Increasing cultural participation has been a central aim for Swedish cultural policy at least since the 1970’s. As such, it has been included in the instructions to every government agency dealing with arts and culture. In the words of the present objectives for Swedish cultural policy (see chapter 1.1), “Everyone should be able to participate in cultural life.” Historically, such programmes have focused on making arts and culture activities available throughout the country – which is the second least densely populated country in the EU – and on widening audiences in terms of class and education background. In recent decades, increased emphasis has been placed on other factors, such as gender, functional disability, sexual orientation, and immigrant background, as well.

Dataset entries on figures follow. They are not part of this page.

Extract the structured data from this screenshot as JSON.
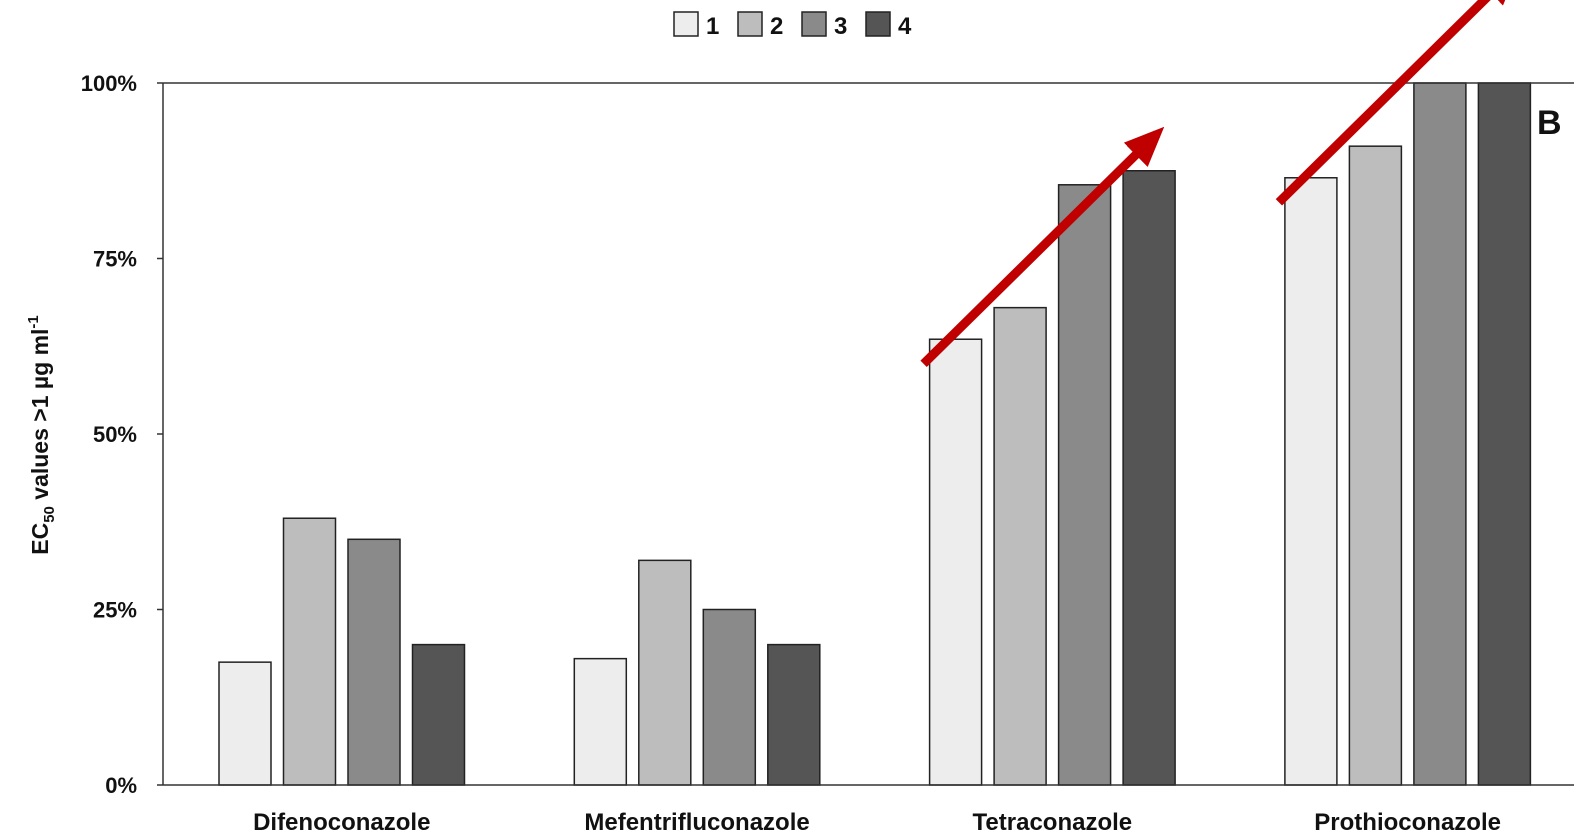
{
  "chart_data": {
    "type": "bar",
    "categories": [
      "Difenoconazole",
      "Mefentrifluconazole",
      "Tetraconazole",
      "Prothioconazole"
    ],
    "series": [
      {
        "name": "1",
        "values": [
          17.5,
          18,
          63.5,
          86.5
        ],
        "color": "#ededed"
      },
      {
        "name": "2",
        "values": [
          38,
          32,
          68,
          91
        ],
        "color": "#bdbdbd"
      },
      {
        "name": "3",
        "values": [
          35,
          25,
          85.5,
          100
        ],
        "color": "#8a8a8a"
      },
      {
        "name": "4",
        "values": [
          20,
          20,
          87.5,
          100
        ],
        "color": "#555555"
      }
    ],
    "ylabel_main": "EC",
    "ylabel_sub": "50",
    "ylabel_rest": " values >1 µg ml",
    "ylabel_sup": "-1",
    "ylim": [
      0,
      100
    ],
    "yticks": [
      0,
      25,
      50,
      75,
      100
    ],
    "ytick_labels": [
      "0%",
      "25%",
      "50%",
      "75%",
      "100%"
    ],
    "panel_label": "B",
    "legend_position": "top-center",
    "annotations": [
      {
        "type": "trend-arrow",
        "category": "Tetraconazole",
        "color": "#c00000"
      },
      {
        "type": "trend-arrow",
        "category": "Prothioconazole",
        "color": "#c00000"
      }
    ]
  }
}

Within theatre / music, visual arts, and literature, there are organisations aiming at increasing cultural participation specifically supported by the government for such purposes. Cultural organisations are also involved in neighbourhood projects, and in finding new ways to promote culture to new groups of people. Skådebanan (theatre and music) provides information and tickets through special voluntary representatives at work places. The National Touring Theatre (Riksteatern) has long been active in making arts and culture available throughout the country. Konstfrämjandet (mainly visual arts) reach people in their working environment to promote the purchase of professional art, mainly graphic, and literature, at reduced prices so that quality art can be accessible to all. Public libraries exist in all municipalities. Every year a catalogue (Barnbokskatalogen) is distributed by the Swedish Arts Council listing all newly published children’s literature. The catalogue is intended to spark an interest in reading by showcasing the new and exciting books that become available. The catalogue is free and is distributed to libraries, bookstores, and schools.

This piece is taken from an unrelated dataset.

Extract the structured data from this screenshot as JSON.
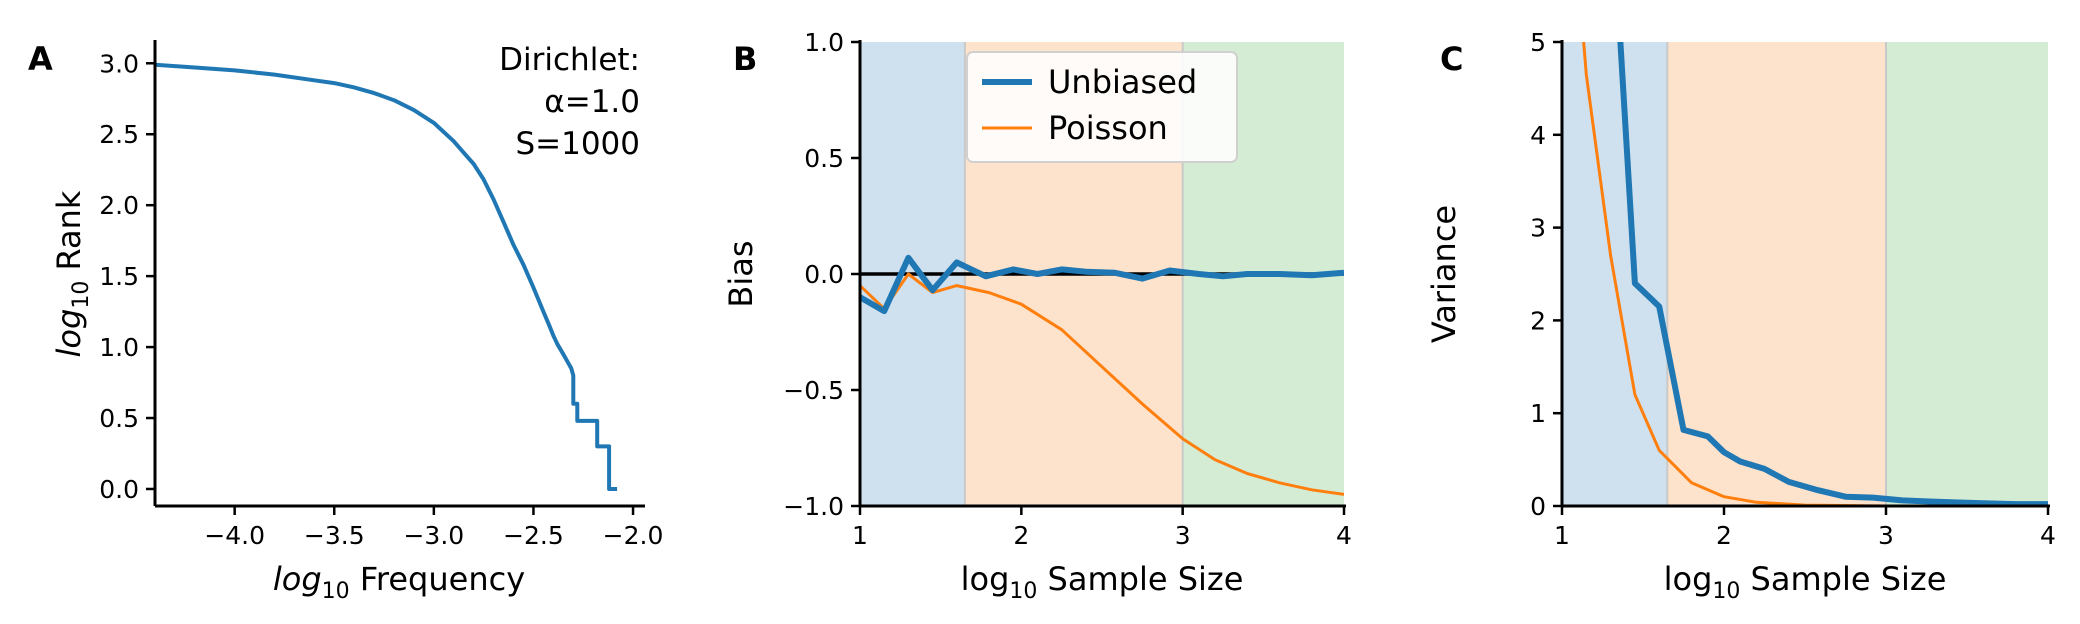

Policies intended to enhance the participation of citizens in cultural life and, particularly, in artistic activities, also focus on the availability of both in-school and out-of-school arts education. The Creative School programme (Skapande skola) is a government programme allowing municipalities and other school principals to apply for grants from the Swedish Arts Council for cultural projects involving children in preschools, and in the obligatory first ten years of school (ages 6-16 years old). The Creative School programme was granted SEK 196 million for grants in 2021.Voluntary municipal music schools also exist in most municipalities, providing after-school activities for schoolchildren. Since the 1990’s their activities have widened their focus from classical music to a broad selection of cultural expressions, including subjects such as music, dance, drama, theatre, and art, with music retaining its status as the most commonly offered subject.
The major recipients of government grants for cultural activities on the amateur level are the national study associations. In 2019, their funding from the national government amounted to more than SEK 1.9 billion. To this are added varying sums from local and regional governments, as well as income from various fees. Statistics show that most of the activities organized by the study associations can be described as cultural activities, ranging from lectures and study circles on cultural matters to rock music and theatre groups rehearsing. Easily available music training and public facilities for rehearsals have often been pointed out as an explanation for Sweden’s internationally successful music scene. Others have pointed to the prevalence of cultural group activities such as study circles and singing in choirs to explain the cohesiveness and high levels of trust in Swedish society.